2025年7・8月号 No.829
2011年に国際連合が「ビジネスと人権に関する指導原則(以下、指導原則)」を採択し、企業の人権尊重の必要性が国際的に認識されるようになりました。これにより、日本でも企業の社会的責任(CSR)や人権デューディリジェンスの重要性が高まりました。
さらに近年、米国や欧州連合(EU)などが強制労働や人権侵害に対する規制を強化し、日本企業もこれに対応する必要が生じました 。例えば、米国は新疆ウイグル自治区での強制労働を理由に同地域で生産された製品の輸入を禁止するなどの措置を講じました 。これらの要因が重なり、日本でも「ビジネスと人権」に対する関心が急速に高まりました。
2020年10月に日本政府は「National Action Plan(ビジネスと人権に関する行動計画)」を策定し、企業活動における人権デューディリジェンスの導入・促進を目指しました。この計画は、指導原則を日本国内でどのように運用、実施していくかを示す政策文書です。
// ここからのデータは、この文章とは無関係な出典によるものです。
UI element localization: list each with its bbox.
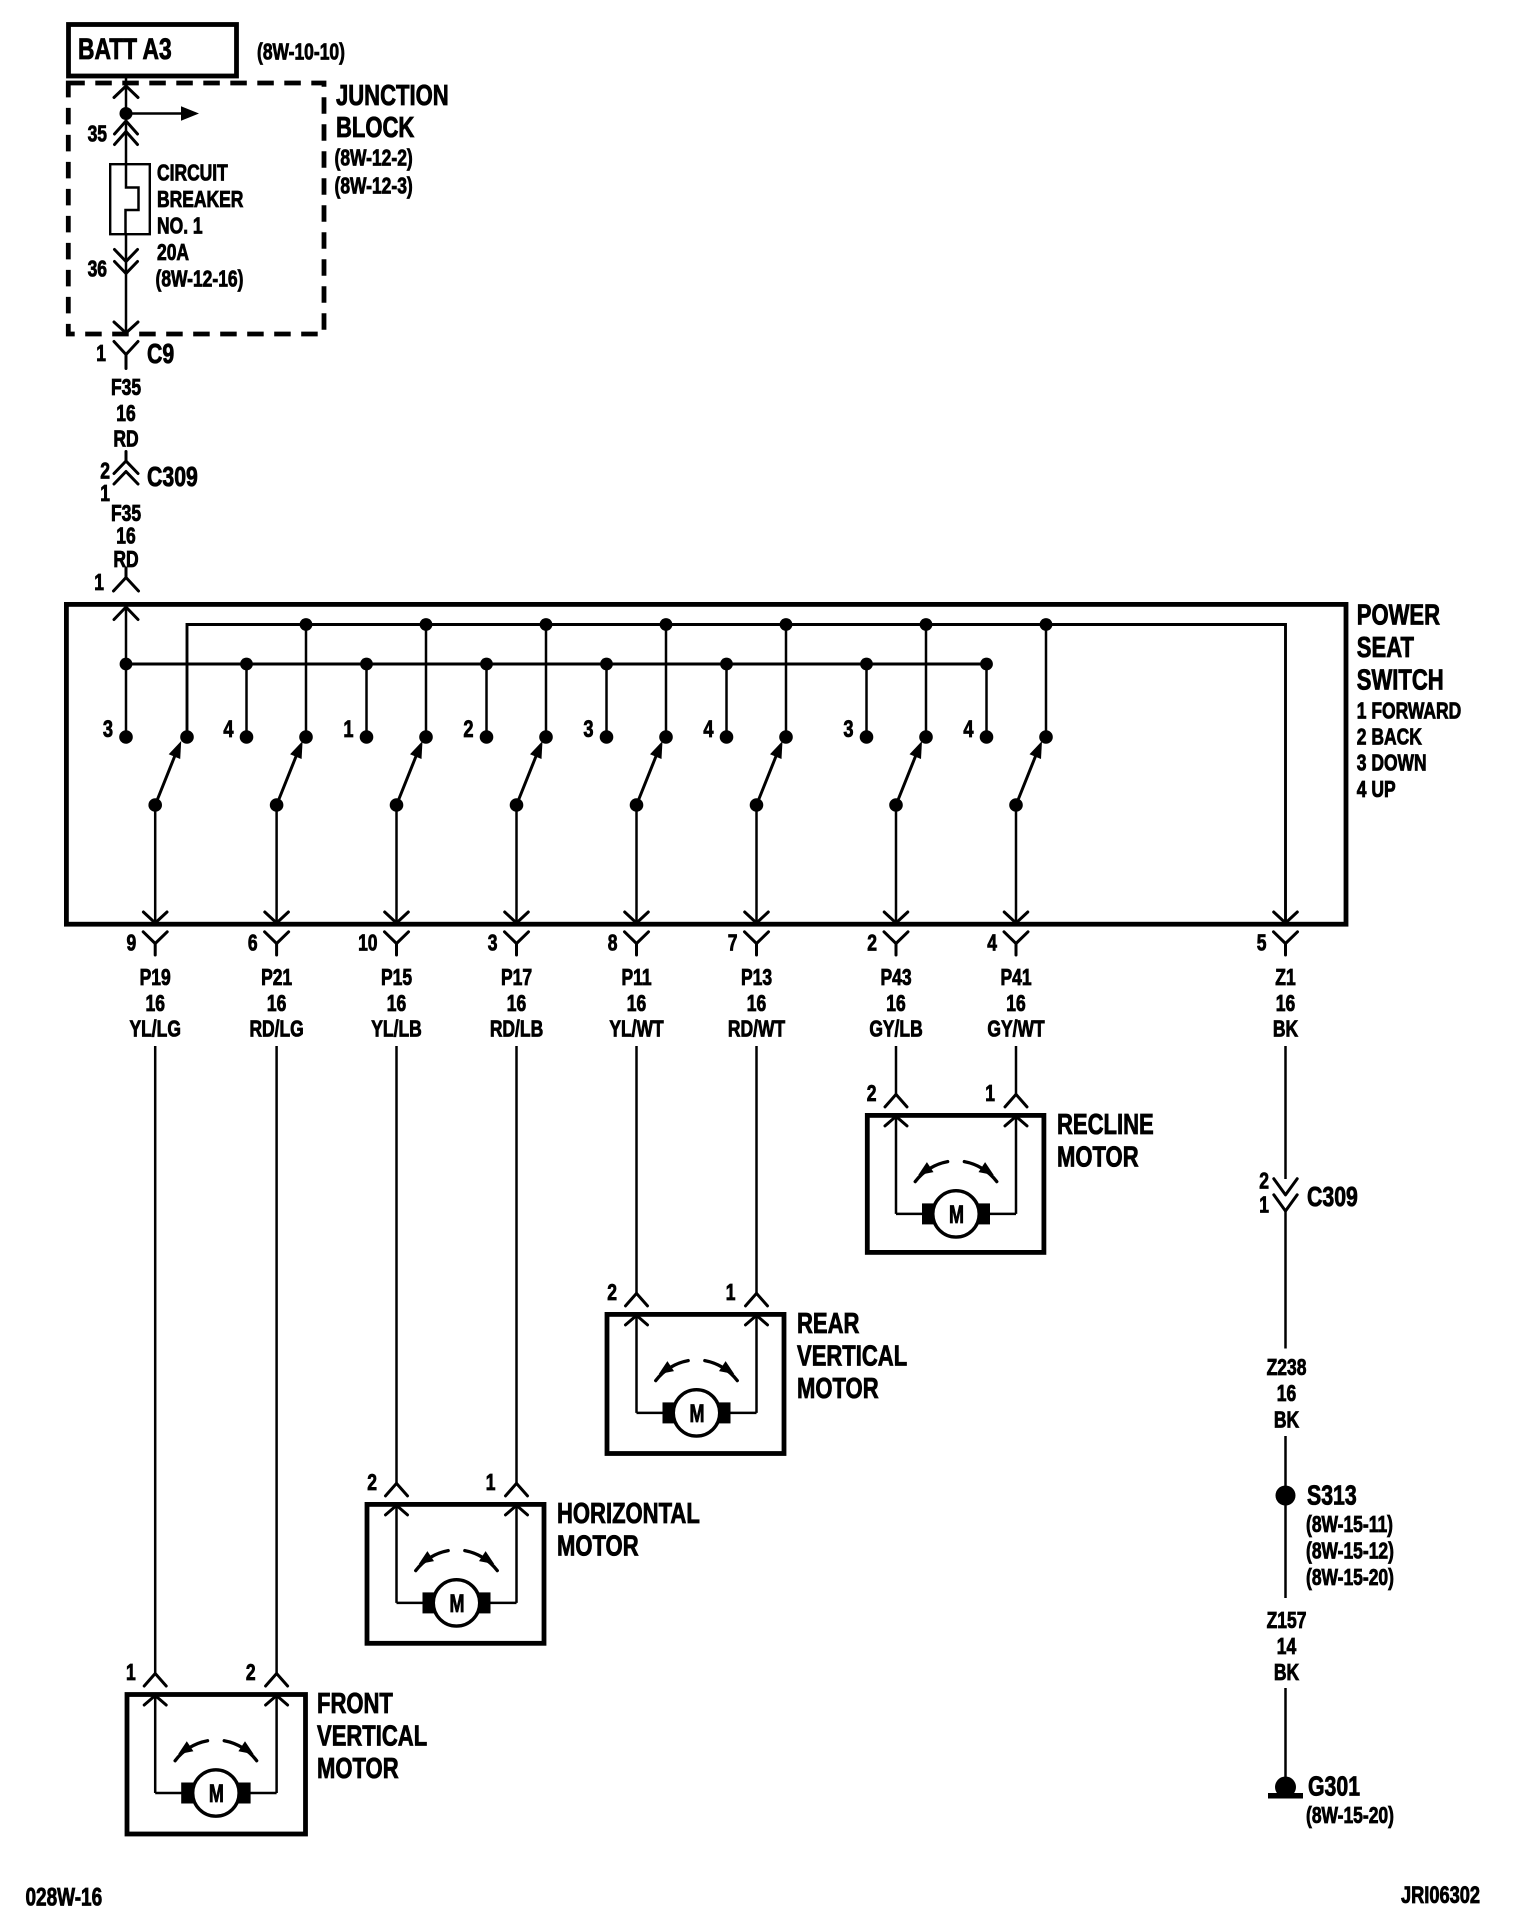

企業が人権を尊重する行動を取ることを奨励し、持続可能な開発目標(SDGs)の達成にも寄与するものです。
こうした背景を受けて、日本貿易会では、特に2021年以降、ビジネスと人権をテーマにした研修やセミナー、意見交換会を実施する機会が増えており、様々なステークホルダーの皆さまを招聘してまいりました。
2025年5月23日には、ILO駐日事務所と日本貿易会が2024年7月から10月にかけて計5回実施した商社に特化した「ビジネスと人権」企業内人材育成プログラムのフォローアップを目的としたイベントを開催しました。
本イベントを実施するにあたり、事前に2024年度プログラム参加企業様から関心事項や取り上げてほしいテーマなどについてアンケートを行ったところ、経営層や営業部門への社内浸透と、最新情報のアップデート、業務標準化の可能性の検討などが寄せられました。
そこで当日は、ILO駐日事務所 プロジェクトコーディネーター/渉外・労働基準専門官の田中竜介氏による講義に続き、商社事例紹介を交えながら社内浸透に関するテーマを中心としたクロストーク、共通課題に対処するための協働提案などについてのグループディスカッションなどを企画しました。
今後も、日本貿易会は商社業界におけるビジネスと人権の取り組み推進の一助を担えるよう、会員商社様からのご意見を反映しながら企画を進めてまいります。